Ekonom Sebut Buyback Saham Bank Mandiri Demi Stabilitas Pasar Modal

Jakarta, IDN Times – Ekonom sekaligus Direktur Eksekutif Center of Economic and Law Studies (Celios), Bhima Yudhistira, menganalisis bahwa program pembelian kembali saham atau buyback oleh PT Bank Mandiri (Persero) Tbk (BMRI) lebih merupakan strategi untuk menstabilkan pasar modal, bukan semata-mata cerminan dari kondisi fundamental perusahaan. Bhima menjelaskan, Bank Mandiri adalah perusahaan BUMN yang memiliki status ikonik dengan kapitalisasi pasar yang sangat besar, sehingga fluktuasi harga sahamnya berpotensi memengaruhi persepsi stabilitas keuangan nasional. “Di situlah kebutuhan untuk melakukan buyback — semata-mata bukan karena faktor fundamental, tetapi lebih ke arah stabilisasi pasar di saat harganya sedang jatuh,” ujar Bhima, dikutip pada Kamis (13/11/2025).

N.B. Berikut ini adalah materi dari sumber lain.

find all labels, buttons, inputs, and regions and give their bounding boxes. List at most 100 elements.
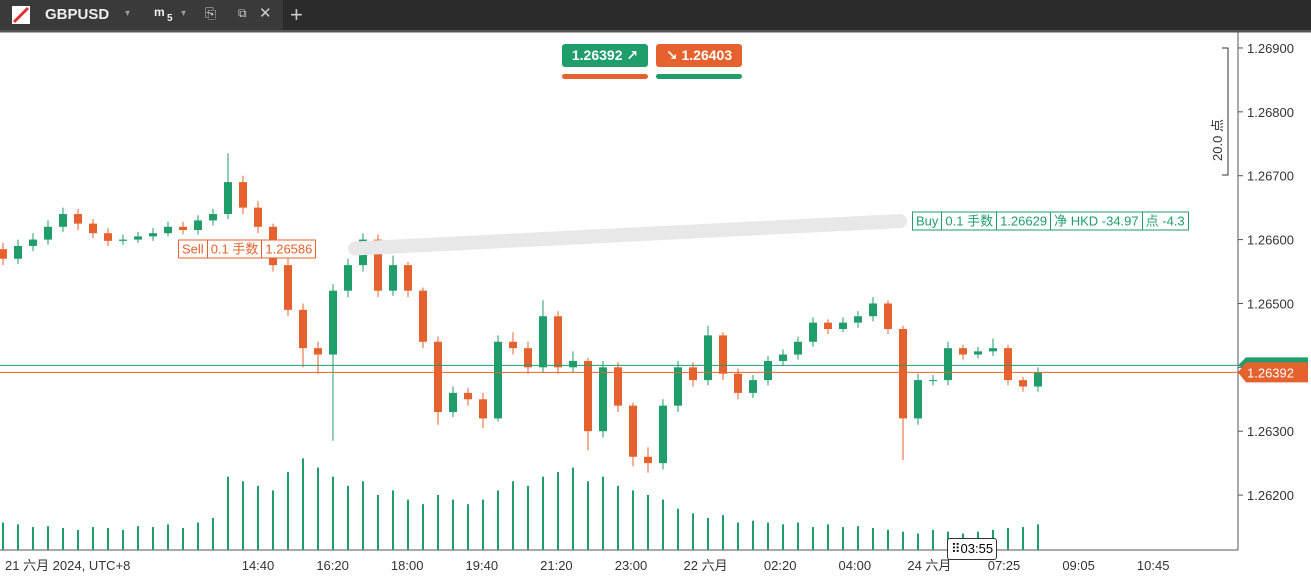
x-tick-label: 10:45 <box>1137 558 1170 573</box>
x-tick-label: 09:05 <box>1062 558 1095 573</box>
candle-body <box>179 226 187 231</box>
volume-bar <box>527 485 529 550</box>
candle-body <box>344 265 352 291</box>
candle-body <box>104 233 112 241</box>
volume-bar <box>77 529 79 550</box>
position-side: Buy <box>916 213 939 229</box>
symbol-icon <box>12 6 30 24</box>
volume-bar <box>707 517 709 550</box>
tab-bar: GBPUSD ▾ m 5 ▾ ⎘ ⧉ ✕ + <box>0 0 1311 30</box>
y-tick-label: 1.26600 <box>1247 233 1294 248</box>
candle-body <box>374 239 382 291</box>
y-tick-label: 1.26500 <box>1247 296 1294 311</box>
volume-bar <box>302 458 304 550</box>
volume-bar <box>662 499 664 550</box>
x-tick-label: 23:00 <box>615 558 648 573</box>
candle-body <box>959 348 967 355</box>
x-tick-label: 19:40 <box>466 558 499 573</box>
timer: ⠿03:55 <box>947 538 998 560</box>
candle-body <box>764 360 772 381</box>
candle-body <box>674 367 682 406</box>
candle-body <box>629 405 637 457</box>
volume-bar <box>722 515 724 550</box>
candle-body <box>689 367 697 381</box>
y-tick-label: 1.26200 <box>1247 488 1294 503</box>
dropdown[interactable]: ▾ <box>181 8 187 19</box>
candle-body <box>149 233 157 237</box>
candle-body <box>599 367 607 432</box>
x-tick-label: 21:20 <box>540 558 573 573</box>
volume-bar <box>197 522 199 550</box>
buy-price: 1.26403 <box>681 47 733 63</box>
detach-icon[interactable]: ⧉ <box>238 6 247 20</box>
candle-body <box>944 348 952 381</box>
x-tick-label: 07:25 <box>988 558 1021 573</box>
volume-bar <box>317 467 319 550</box>
candle-body <box>89 223 97 234</box>
candle-body <box>44 226 52 240</box>
candle-body <box>119 239 127 241</box>
volume-bar <box>902 531 904 550</box>
candle-body <box>299 309 307 349</box>
x-tick-label: 18:00 <box>391 558 424 573</box>
volume-bar <box>767 522 769 550</box>
candle-body <box>659 405 667 464</box>
candle-body <box>254 207 262 227</box>
x-tick-label: 22 六月 <box>684 558 728 573</box>
position-pnl: 净 HKD -34.97 <box>1050 212 1142 230</box>
candle-body <box>14 245 22 259</box>
candle-body <box>1019 380 1027 387</box>
candle-body <box>524 348 532 368</box>
candle-body <box>419 290 427 342</box>
candle-body <box>389 265 397 291</box>
link-icon[interactable]: ⎘ <box>205 5 217 21</box>
candle-body <box>1004 348 1012 381</box>
candle-body <box>1034 372 1042 387</box>
x-tick-label: 21 六月 2024, UTC+8 <box>5 558 130 573</box>
volume-bar <box>182 528 184 550</box>
volume-bar <box>557 472 559 550</box>
volume-bar <box>407 499 409 550</box>
position-price: 1.26586 <box>261 240 315 258</box>
volume-bar <box>797 522 799 550</box>
volume-bar <box>512 481 514 550</box>
sell-underline <box>562 74 648 79</box>
candle-body <box>869 303 877 317</box>
candle-body <box>584 360 592 432</box>
candle-body <box>554 316 562 368</box>
ruler-label: 20.0 点 <box>1210 119 1225 161</box>
buy-underline <box>656 74 742 79</box>
volume-bar <box>392 490 394 550</box>
timeframe-letter: m <box>154 5 165 19</box>
candle-body <box>644 456 652 464</box>
symbol: GBPUSD <box>45 6 110 23</box>
candle-body <box>239 182 247 208</box>
add-tab[interactable]: + <box>290 2 303 27</box>
candle-body <box>0 249 7 259</box>
candle-body <box>839 322 847 330</box>
y-tick-label: 1.26700 <box>1247 169 1294 184</box>
volume-bar <box>32 527 34 550</box>
position-box: Buy 0.1 手数 1.26629 净 HKD -34.97 点 -4.3 <box>912 211 1189 231</box>
candle-body <box>749 380 757 393</box>
candle-body <box>719 335 727 374</box>
candle-body <box>449 392 457 413</box>
volume-bar <box>212 517 214 550</box>
volume-bar <box>347 485 349 550</box>
candle-body <box>704 335 712 381</box>
candle-body <box>614 367 622 406</box>
volume-bar <box>542 476 544 550</box>
dropdown[interactable]: ▾ <box>125 8 131 19</box>
candle-body <box>494 341 502 419</box>
candle-body <box>74 214 82 224</box>
volume-bar <box>422 504 424 550</box>
buy-button[interactable]: ↘ 1.26403 <box>656 44 742 67</box>
tab[interactable]: GBPUSD ▾ m 5 ▾ ⎘ ⧉ ✕ <box>0 0 283 30</box>
volume-bar <box>692 513 694 550</box>
volume-bar <box>602 476 604 550</box>
volume-bar <box>842 527 844 550</box>
trade-line <box>348 214 907 256</box>
sell-button[interactable]: 1.26392 ↗ <box>562 44 648 67</box>
volume-bar <box>677 508 679 550</box>
close-icon[interactable]: ✕ <box>259 5 272 22</box>
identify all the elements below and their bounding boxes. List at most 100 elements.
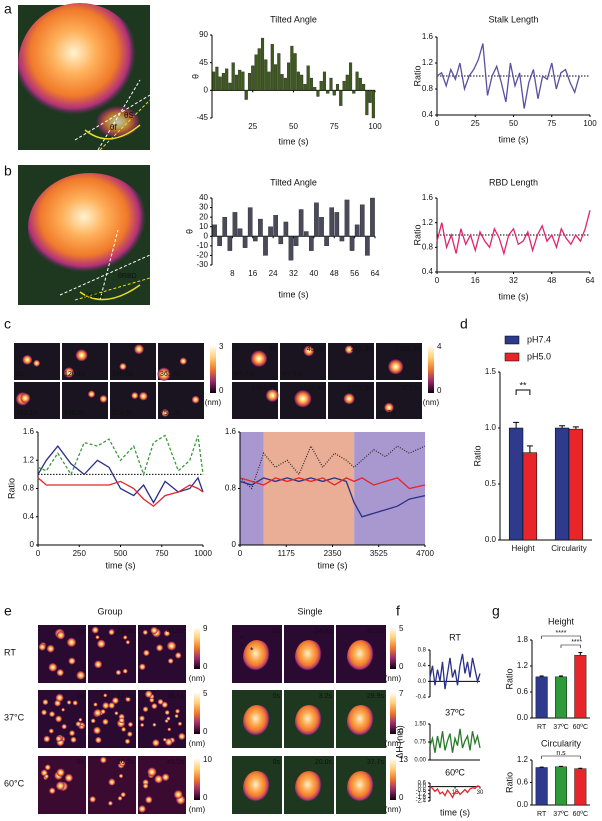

Bhima melanjutkan, aksi korporasi buyback saham BMRI ini diharapkan mampu memulihkan dan mengatrol kepercayaan para investor serta lembaga keuangan, baik dari dalam maupun luar negeri. Kepercayaan ini krusial bagi mereka yang berpotensi menjalin kemitraan strategis atau menempatkan dana investasinya di bank pelat merah tersebut. Ia juga menekankan bahwa langkah ini akan menumbuhkan keyakinan di kalangan bank-bank internasional yang merencanakan skema pendanaan bersama Bank Mandiri, didorong oleh ekspektasi kenaikan harga saham. Namun, Bhima kembali menegaskan bahwa motivasi utama di balik aksi ini tetaplah stabilisasi pasar, seraya menyiratkan bahwa opsi serupa sebenarnya bisa saja diinisiasi oleh Danantara tanpa harus melalui buyback internal dari Bank Mandiri sendiri.

Meskipun demikian, Bhima mengkritisi bahwa alokasi dana buyback Bank Mandiri senilai Rp1,17 triliun masih terlampau kecil untuk memberikan dampak yang signifikan. Angka ini jauh dibandingkan dengan nilai penjualan bersih investor asing atas saham Bank Mandiri yang mencapai Rp21,85 triliun dalam kurun waktu satu tahun terakhir. Oleh karena itu, Bhima menyarankan bahwa nilai buyback yang ideal untuk benar-benar memengaruhi stabilitas pasar seharusnya berkisar antara Rp5 triliun hingga Rp10 triliun. Dengan anggaran yang ada saat ini, ia menilai bahwa aksi buyback senilai Rp1,17 triliun tersebut lebih berfungsi sebagai stimulus psikologis bagi pasar, semata-mata untuk memelihara kepercayaan investor agar tetap menempatkan Bank Mandiri (BMRI) sebagai pilihan investasi prioritas.

Sebagai informasi tambahan, Bank Mandiri sebelumnya telah mengumumkan persetujuan pelaksanaan program buyback saham ini dalam Rapat Umum Pemegang Saham (RUPS) yang digelar pada Maret 2025. Aksi korporasi ini ditekankan sebagai manifestasi keyakinan kuat manajemen terhadap fundamental perusahaan yang kokoh serta prospek cerah industri perbankan nasional dalam jangka panjang. Direktur Finance & Strategy Bank Mandiri, Novita Widya Anggraini, menyatakan, “Buyback ini merupakan sinyal tegas kepercayaan manajemen perseroan terhadap kekuatan model bisnis dan nilai jangka panjang Bank Mandiri.” Selain berfokus pada penguatan nilai bagi pemegang saham, saham hasil buyback juga dialokasikan untuk mendukung program kepemilikan saham bagi karyawan atau Employee Stock Ownership Program (ESOP). Novita menambahkan, “Langkah ini menunjukkan konsistensi manajemen dalam menjunjung tinggi keseimbangan tata kelola dan keberlanjutan nilai bagi seluruh pemangku kepentingan.”